Uptake of atrial fibrillation screening aiming at stroke prevention: geo-mapping of target population and non-participation
1 Department of Medicine, Halland Hospital, SE-301 85 Halmstad, Sweden
2 Department of Research and Development, Halland Hospital, SE-301 85 Halmstad, Sweden
3 Department of Clinical Science and Education, Karolinska Institute, Danderyds Hospital, Stockholm, Sweden
4 Department of Occupational and Environmental Medicine, Lund University, Sweden
Citation and License
BMC Public Health 2013, 13:715 doi:10.1186/1471-2458-13-715Published: 3 August 2013
In a screening study for silent atrial fibrillation (AF), which is a frequent source of cardiac emboli with ischemic stroke, the proportion of non-participants was considerable and their clinical profile differed from the participants’ profile. We intended to geo-map the target population and non-participation in an attempt to understand factors related to screening uptake and, thereby, obtain useful information needed to intervene for improved uptake.

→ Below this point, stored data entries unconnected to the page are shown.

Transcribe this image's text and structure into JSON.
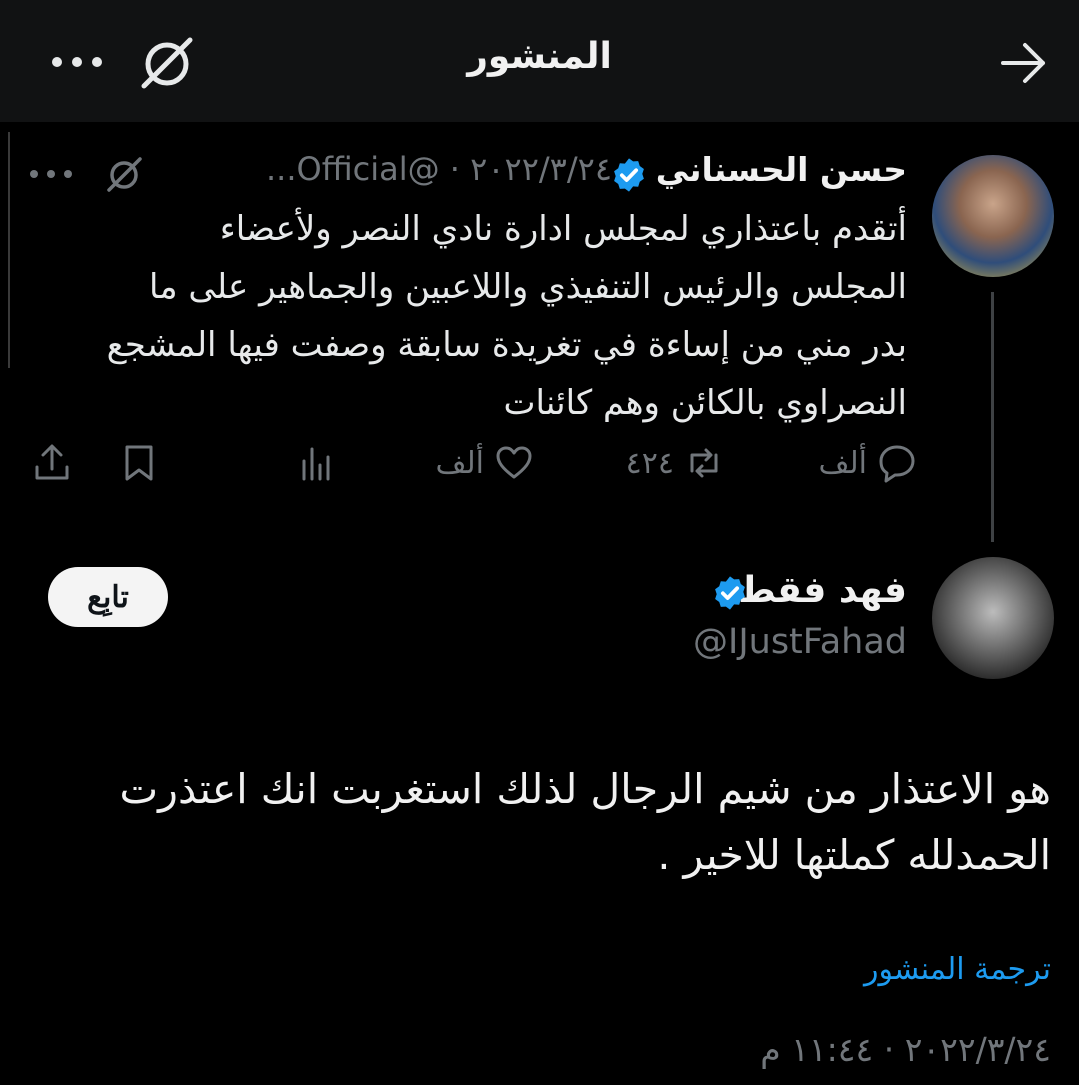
{
  "header": {
    "title": "المنشور",
    "back_icon": "arrow-right-icon",
    "grok_icon": "grok-icon",
    "more_icon": "more-horizontal-icon"
  },
  "quoted_post": {
    "author_name": "حسن الحسناني",
    "verified": true,
    "meta": "...Official@ · ٢٠٢٢/٣/٢٤",
    "body_lines": [
      "أتقدم باعتذاري لمجلس ادارة نادي النصر ولأعضاء",
      "المجلس والرئيس التنفيذي واللاعبين والجماهير على ما",
      "بدر مني من إساءة في تغريدة سابقة وصفت فيها المشجع",
      "النصراوي بالكائن وهم كائنات"
    ],
    "actions": {
      "replies": "ألف",
      "reposts": "٤٢٤",
      "likes": "ألف"
    }
  },
  "reply_post": {
    "author_name": "فهد فقط.",
    "verified": true,
    "handle": "@IJustFahad",
    "follow_label": "تابِع",
    "body_lines": [
      "هو الاعتذار من شيم الرجال لذلك استغربت انك اعتذرت",
      "الحمدلله كملتها للاخير ."
    ],
    "translate_label": "ترجمة المنشور",
    "timestamp": "٢٠٢٢/٣/٢٤ · ١١:٤٤ م"
  },
  "colors": {
    "background": "#000000",
    "header_bg": "#111213",
    "muted": "#71767b",
    "link": "#1d9bf0",
    "verified": "#1d9bf0"
  }
}
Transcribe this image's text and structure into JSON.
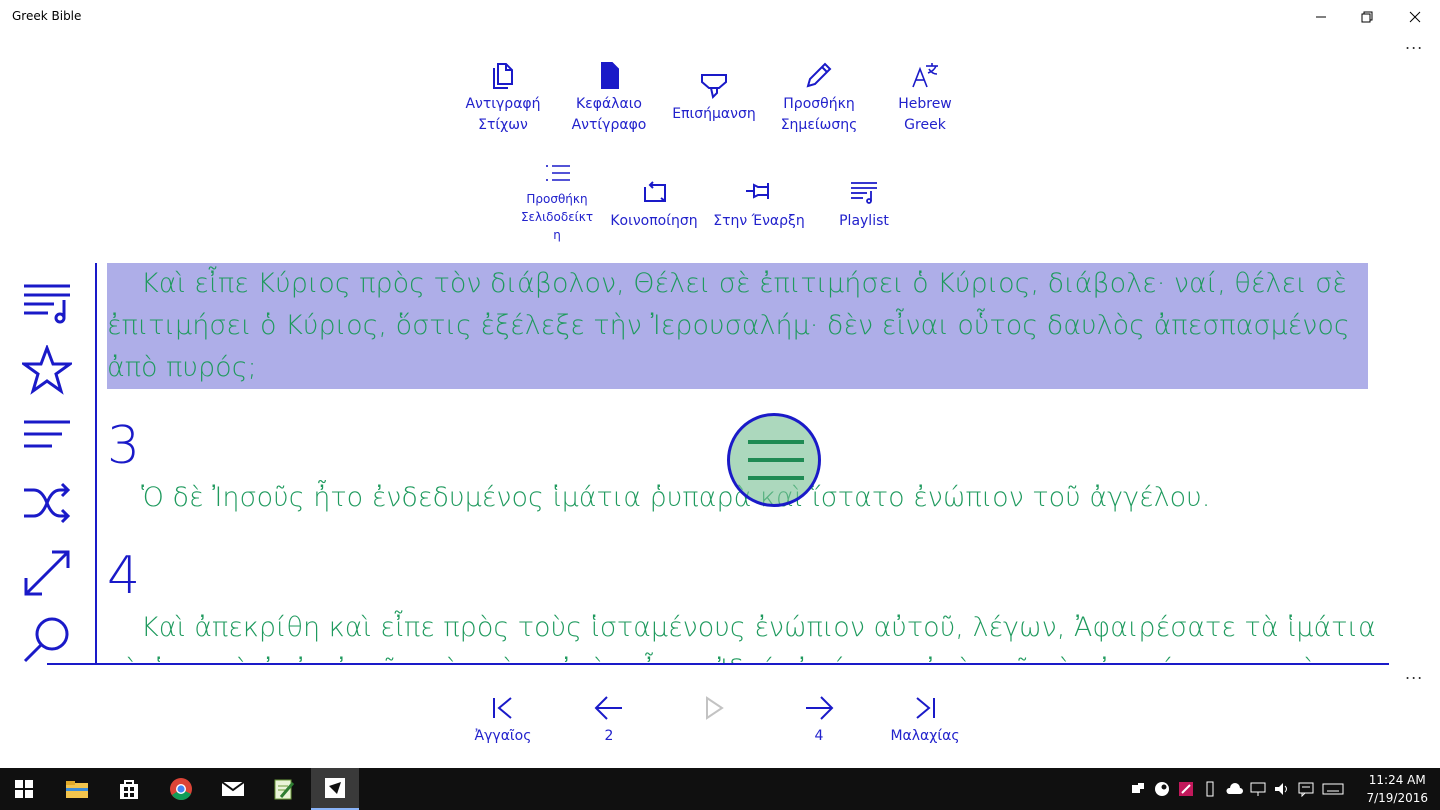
{
  "window": {
    "title": "Greek Bible",
    "controls": {
      "minimize_icon": "minimize-icon",
      "restore_icon": "restore-icon",
      "close_icon": "close-icon"
    },
    "more_label": "..."
  },
  "commands": [
    {
      "id": "copy-verses",
      "icon": "copy-icon",
      "label_lines": [
        "Αντιγραφή",
        "Στίχων"
      ]
    },
    {
      "id": "chapter-copy",
      "icon": "document-icon",
      "label_lines": [
        "Κεφάλαιο",
        "Αντίγραφο"
      ]
    },
    {
      "id": "highlight",
      "icon": "highlighter-icon",
      "label_lines": [
        "Επισήμανση"
      ]
    },
    {
      "id": "add-note",
      "icon": "pencil-icon",
      "label_lines": [
        "Προσθήκη",
        "Σημείωσης"
      ]
    },
    {
      "id": "hebrew-greek",
      "icon": "translate-icon",
      "label_lines": [
        "Hebrew",
        "Greek"
      ]
    },
    {
      "id": "add-bookmark",
      "icon": "bookmark-list-icon",
      "label_lines": [
        "Προσθήκη",
        "Σελιδοδείκτ",
        "η"
      ]
    },
    {
      "id": "share",
      "icon": "share-icon",
      "label_lines": [
        "Κοινοποίηση"
      ]
    },
    {
      "id": "pin-start",
      "icon": "pin-icon",
      "label_lines": [
        "Στην Έναρξη"
      ]
    },
    {
      "id": "playlist",
      "icon": "playlist-icon",
      "label_lines": [
        "Playlist"
      ]
    }
  ],
  "sidebar": [
    {
      "id": "playlist",
      "icon": "playlist-music-icon"
    },
    {
      "id": "favorites",
      "icon": "star-icon"
    },
    {
      "id": "contents",
      "icon": "list-icon"
    },
    {
      "id": "shuffle",
      "icon": "shuffle-icon"
    },
    {
      "id": "fullscreen",
      "icon": "expand-icon"
    },
    {
      "id": "search",
      "icon": "search-icon"
    }
  ],
  "reader": {
    "highlighted_verse": "Καὶ εἶπε Κύριος πρὸς τὸν διάβολον, Θέλει σὲ ἐπιτιμήσει ὁ Κύριος, διάβολε· ναί, θέλει σὲ ἐπιτιμήσει ὁ Κύριος, ὅστις ἐξέλεξε τὴν Ἰερουσαλήμ· δὲν εἶναι οὗτος δαυλὸς ἀπεσπασμένος ἀπὸ πυρός;",
    "verses": [
      {
        "number": "3",
        "text": "Ὁ δὲ Ἰησοῦς ἦτο ἐνδεδυμένος ἱμάτια ῥυπαρὰ καὶ ἵστατο ἐνώπιον τοῦ ἀγγέλου."
      },
      {
        "number": "4",
        "text": "Καὶ ἀπεκρίθη καὶ εἶπε πρὸς τοὺς ἱσταμένους ἐνώπιον αὐτοῦ, λέγων, Ἀφαιρέσατε τὰ ἱμάτια τὰ ῥυπαρὰ ἀπ᾿ αὐτοῦ· καὶ πρὸς αὐτὸν εἶπεν, Ἰδού, ἀφῄρεσα ἀπὸ σοῦ τὴν ἀνομίαν σου καὶ"
      }
    ],
    "fab_icon": "menu-icon"
  },
  "bottom_nav": [
    {
      "id": "first",
      "icon": "skip-back-icon",
      "label": "Ἀγγαῖος",
      "enabled": true
    },
    {
      "id": "prev",
      "icon": "arrow-left-icon",
      "label": "2",
      "enabled": true
    },
    {
      "id": "play",
      "icon": "play-icon",
      "label": "",
      "enabled": false
    },
    {
      "id": "next",
      "icon": "arrow-right-icon",
      "label": "4",
      "enabled": true
    },
    {
      "id": "last",
      "icon": "skip-forward-icon",
      "label": "Μαλαχίας",
      "enabled": true
    }
  ],
  "taskbar": {
    "apps": [
      "windows-start-icon",
      "file-explorer-icon",
      "store-icon",
      "chrome-icon",
      "mail-icon",
      "notepad-icon",
      "greek-bible-app-icon"
    ],
    "time": "11:24 AM",
    "date": "7/19/2016"
  },
  "colors": {
    "accent": "#1a1ac8",
    "verse_text": "#1f9a5e",
    "highlight": "#aeaee8",
    "taskbar": "#101010"
  }
}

In the municipality of Halmstad, Sweden, all residents born in 1934–1935 were invited to the screening study during April 2010 to February 2012. The total study group included 848 participants and 367 non-participants from 12 parishes. Geo-maps displaying participation, along with target-population-based geo-maps displaying proportion of immigrants and ischemic stroke incidence, were used.
Smoothed non-participation ratios (SmNPR) varied from 0.81 to 1.24 across different parishes (SmNRP = 1 corresponds to the expected participation based on the total study group). Among high risk individuals, the geographical variation was more pronounced (SmNPR range 0.75–1.51). Two parishes with higher share of immigrants and elevated population-based ischemic stroke incidence showed markedly lower participation, particularly among high-risk individuals.
AF screening uptake varied evidently between parishes, particularly among high-risk individuals. Geo-mapping of target population and non-participation yielded useful information needed to intervene for improved screening uptake.